- Тимох, гляди!
Мальчишки окружили царевича. С восхищением рассматривали они красивый нож со светлым треугольным клинком.
ХХХ
В Кремле было шумно, в воздухе было шумно. Волновались треугольные флаги в засыпанном лиловым и розовым песком небе. У крыльца Постельного приказа на выделанный ярославцами помост с резными столбами натянули парчовую тяжелую ткань с вытканными золотой нитью двуглавыми орлами. Под навес поставили золотой стул, а в него усадили тяжелое золотое платье с рассыпанными по всей поверхности разноцветными камешками и худым бледнолицым человеком внутри. Царь Федор и не старался быть больше чем его платье. Может быть, единственный во всей этой толпе вокруг него, вокруг полукруглой арены перед ним, он его не замечал. Жил отдельно от мира и в мире с ним. Арену отгородили деревянными щитами. Они держали со всех сторон навалившийся народ. По арене бродил Курдяй. Здоровенный боец с кулаками размером с голову месячного теленка. Толпа заорала дружно нестройно соборно, когда мимо Курдяя, проволокли бездыханное тело его предыдущего соперника. И царь Федор кричал, стучал мягкими белыми руками по золотым подлокотникам, обращался к правителю.
- Нигде на Москве сильнее Курдяя бойца не сыщешь.
- Твоя правда, государь - весело и громко объявил Борис Годунов.- Некому против Курдяя выстоять, то ли Москва обмелела бойцами, то ли и правда против него только слово святое выстоит и пищаль ушатая.
Годунов стоял рядом с золотым троном повыше всех остальных знатных людей сообразно положению, если не природе. Он с вызовом смотрел перед собой, как будто он сам был Курдяем. А так оно и было, и он это знал и, главное, все знали. Кто осмелится по доброй воле под колуны-кулаки лечь.
- Дозволь, государь. - раздался молодой задорный голос. Из нижней родовитой толпы выступил вперед Федор Никитич Романов. Поставил ногу в цветном сапоге на ступень, почти на подол собольей летней шубы правителя. Однако, выше подниматься не стал и голову склонил. Перед платьем склонил. Правитель улыбнулся:
- Разве пристало боярину, как скомороху, народ тешить?

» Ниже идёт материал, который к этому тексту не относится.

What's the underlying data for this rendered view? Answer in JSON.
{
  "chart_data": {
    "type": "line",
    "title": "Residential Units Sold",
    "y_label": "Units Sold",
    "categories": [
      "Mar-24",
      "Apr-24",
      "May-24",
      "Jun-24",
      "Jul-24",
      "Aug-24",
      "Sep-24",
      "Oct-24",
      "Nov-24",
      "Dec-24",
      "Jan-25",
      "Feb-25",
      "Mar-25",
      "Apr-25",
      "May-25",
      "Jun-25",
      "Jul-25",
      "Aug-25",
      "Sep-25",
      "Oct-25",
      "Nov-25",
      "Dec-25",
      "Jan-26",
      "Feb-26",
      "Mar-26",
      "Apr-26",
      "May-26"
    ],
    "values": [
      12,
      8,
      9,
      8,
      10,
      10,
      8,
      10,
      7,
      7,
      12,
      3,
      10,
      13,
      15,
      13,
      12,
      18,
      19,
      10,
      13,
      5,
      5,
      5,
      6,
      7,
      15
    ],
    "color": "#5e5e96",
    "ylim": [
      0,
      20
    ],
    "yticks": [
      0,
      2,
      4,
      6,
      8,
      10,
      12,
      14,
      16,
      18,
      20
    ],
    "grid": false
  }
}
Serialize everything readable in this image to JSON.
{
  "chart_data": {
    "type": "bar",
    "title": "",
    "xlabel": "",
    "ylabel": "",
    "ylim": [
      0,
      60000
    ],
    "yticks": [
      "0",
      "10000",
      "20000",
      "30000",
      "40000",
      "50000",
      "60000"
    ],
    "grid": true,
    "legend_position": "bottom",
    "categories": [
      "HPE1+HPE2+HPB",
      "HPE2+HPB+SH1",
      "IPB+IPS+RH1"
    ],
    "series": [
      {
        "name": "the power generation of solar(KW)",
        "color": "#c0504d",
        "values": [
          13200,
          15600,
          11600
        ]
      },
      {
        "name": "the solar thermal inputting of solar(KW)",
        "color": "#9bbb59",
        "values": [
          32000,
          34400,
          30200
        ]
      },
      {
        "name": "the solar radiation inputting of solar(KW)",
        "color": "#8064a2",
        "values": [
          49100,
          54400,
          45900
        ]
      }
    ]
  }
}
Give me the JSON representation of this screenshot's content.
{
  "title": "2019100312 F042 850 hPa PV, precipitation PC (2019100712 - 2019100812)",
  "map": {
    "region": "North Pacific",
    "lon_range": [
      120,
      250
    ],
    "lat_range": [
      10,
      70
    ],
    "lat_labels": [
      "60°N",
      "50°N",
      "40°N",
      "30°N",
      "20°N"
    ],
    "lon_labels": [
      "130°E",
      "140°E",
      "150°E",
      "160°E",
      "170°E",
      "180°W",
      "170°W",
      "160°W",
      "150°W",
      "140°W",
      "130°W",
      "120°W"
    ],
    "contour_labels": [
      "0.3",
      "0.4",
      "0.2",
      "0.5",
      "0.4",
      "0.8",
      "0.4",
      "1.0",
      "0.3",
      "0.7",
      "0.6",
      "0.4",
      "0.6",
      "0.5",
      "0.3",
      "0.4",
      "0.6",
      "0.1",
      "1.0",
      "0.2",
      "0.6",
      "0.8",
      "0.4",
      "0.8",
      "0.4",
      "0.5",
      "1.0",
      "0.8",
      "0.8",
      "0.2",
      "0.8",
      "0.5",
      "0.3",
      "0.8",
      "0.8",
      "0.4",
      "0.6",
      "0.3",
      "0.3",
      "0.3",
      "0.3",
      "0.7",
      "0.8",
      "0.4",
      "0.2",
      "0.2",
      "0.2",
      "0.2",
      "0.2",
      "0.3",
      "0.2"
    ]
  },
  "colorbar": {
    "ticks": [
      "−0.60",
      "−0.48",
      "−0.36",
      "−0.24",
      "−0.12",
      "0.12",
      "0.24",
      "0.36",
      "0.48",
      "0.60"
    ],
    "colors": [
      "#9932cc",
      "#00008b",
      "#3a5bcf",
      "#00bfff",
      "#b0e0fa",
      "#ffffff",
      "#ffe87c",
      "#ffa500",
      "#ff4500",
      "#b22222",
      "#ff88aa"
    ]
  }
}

Федор сверкнул умными глазами:
- По слову государеву, если будет на то его воля.
- Не боишься, Феденька. - с заботой спросил царь.
- Только Бога да тебя, государь. Ну еще Субботу немного...
Суббота встал за плечом молодого Романова и заворчал:
- Что говоришь такое, Федор Никитич?
Но Федор Никитич не слушал, веселил народ.
- Он у меня в дому всем ведает. Если в чем провинюсь, в Думе босым сидеть придется. Без сапог оставит.
Царь заливисто захихикал и милостиво махнул рукой. За Федором Никитичем увязался Суббота.
- И не уговаривай, Суббота. - говорил Романов.
-Да, погоди ты, оглашенный. - Суббота схватил Федора за плечи и развернул его к себе.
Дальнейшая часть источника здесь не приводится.